Nine — Decision: Despite the run by Flynn, and the struggles from VanVleet, Nurse still decided to close with his starting five. Nurse eventually took Birch out in a small-ball look with Flynn and the other two point guards, which was mostly used to spur the offense, but the Raptors couldn't catch up to the Nets. This has been a common theme for Nurse late in games, where his preference is usually to go small because that's where the talent is. But then again, that speaks to a roster imbalance if your end-of-game lineup in a pivotal game is to have three six-foot guards on at once.

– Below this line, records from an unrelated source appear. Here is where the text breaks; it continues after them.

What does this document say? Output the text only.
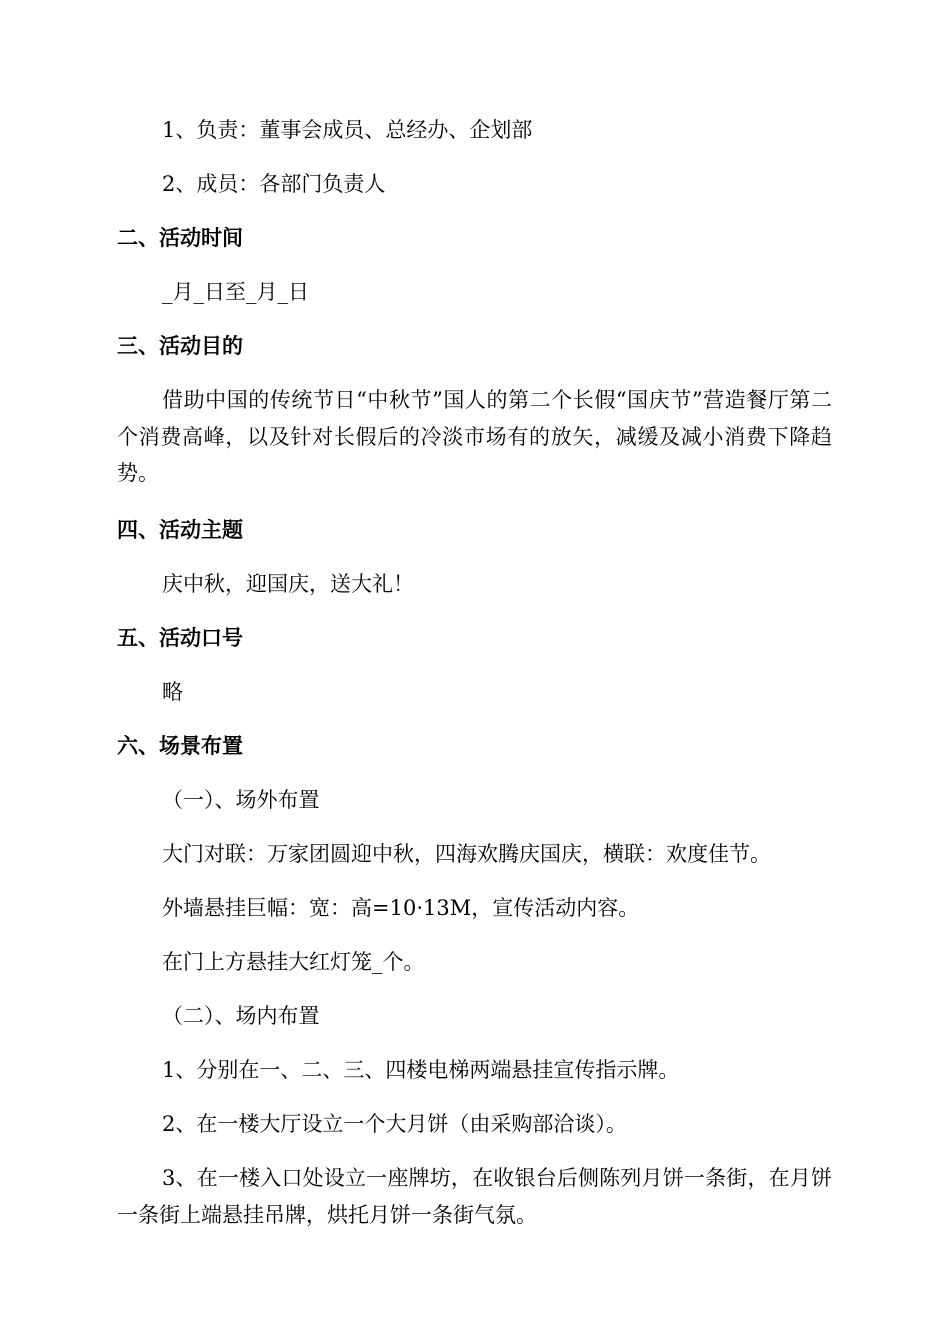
1、负责：董事会成员、总经办、企划部
2、成员：各部门负责人
二、活动时间
_月_日至_月_日
三、活动目的
借助中国的传统节日“中秋节”国人的第二个长假“国庆节”营造餐厅第二个消费高峰，以及针对长假后的冷淡市场有的放矢，减缓及减小消费下降趋势。
四、活动主题
庆中秋，迎国庆，送大礼！
五、活动口号
略
六、场景布置
（一）、场外布置
大门对联：万家团圆迎中秋，四海欢腾庆国庆，横联：欢度佳节。
外墙悬挂巨幅：宽：高=10·13M，宣传活动内容。
在门上方悬挂大红灯笼_个。
（二）、场内布置
1、分别在一、二、三、四楼电梯两端悬挂宣传指示牌。
2、在一楼大厅设立一个大月饼（由采购部洽谈）。
3、在一楼入口处设立一座牌坊，在收银台后侧陈列月饼一条街，在月饼一条街上端悬挂吊牌，烘托月饼一条街气氛。
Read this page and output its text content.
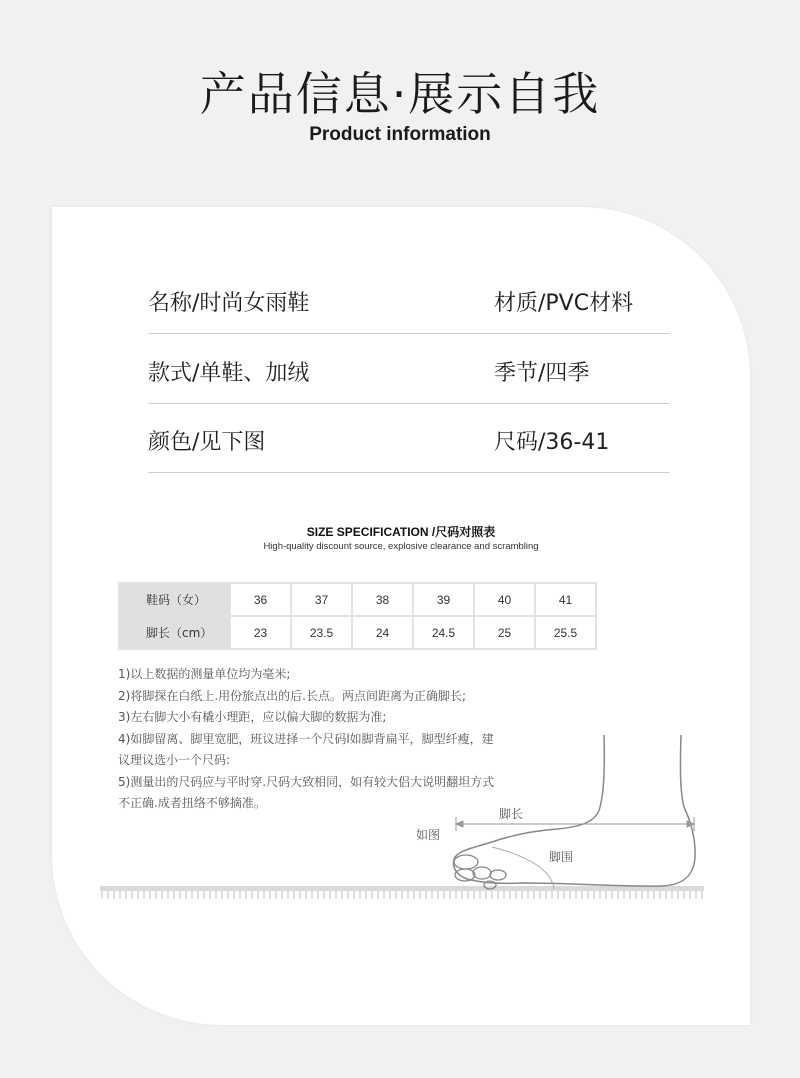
产品信息·展示自我
Product information
名称/时尚女雨鞋	材质/PVC材料
款式/单鞋、加绒	季节/四季
颜色/见下图	尺码/36-41
SIZE SPECIFICATION /尺码对照表
High-quality discount source, explosive clearance and scrambling
鞋码（女）	36	37	38	39	40	41
脚长（cm）	23	23.5	24	24.5	25	25.5
1)以上数据的测量单位均为毫米;
2)将脚探在白纸上.用份旅点出的后.长点。两点间距离为正确脚长;
3)左右脚大小有橇小理距，应以偏大脚的数据为准;
4)如脚留离、脚里宽肥，班议迸择一个尺码l如脚背扁平，脚型纤瘦，建
议理议选小一个尺码:
5)测量出的尺码应与平时穿.尺码大致相同，如有较大侣大说明翻坦方式
不正确.成者扭络不够摘准。
如图
脚长
脚围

Ten — Aggressive: Nurse's game plan against the Nets' stars was great, however, as the Raptors kept Durant and Irving to 31 points. The Raptors sent hard doubles at Durant to force him into passing, and were also aggressive in how they pressured Irving. The downside is that the Raptors were leaving shooters open, but the Raptors were fairly diligent in their rotations. What ended up hurting them in the end were the one-two punch of Griffin and Mike James off the Nets' bench, as they combined for 28 points, along with Tyler Johnson who had 10 of his own. That's a type of firepower the Raptors don't have on their reserves.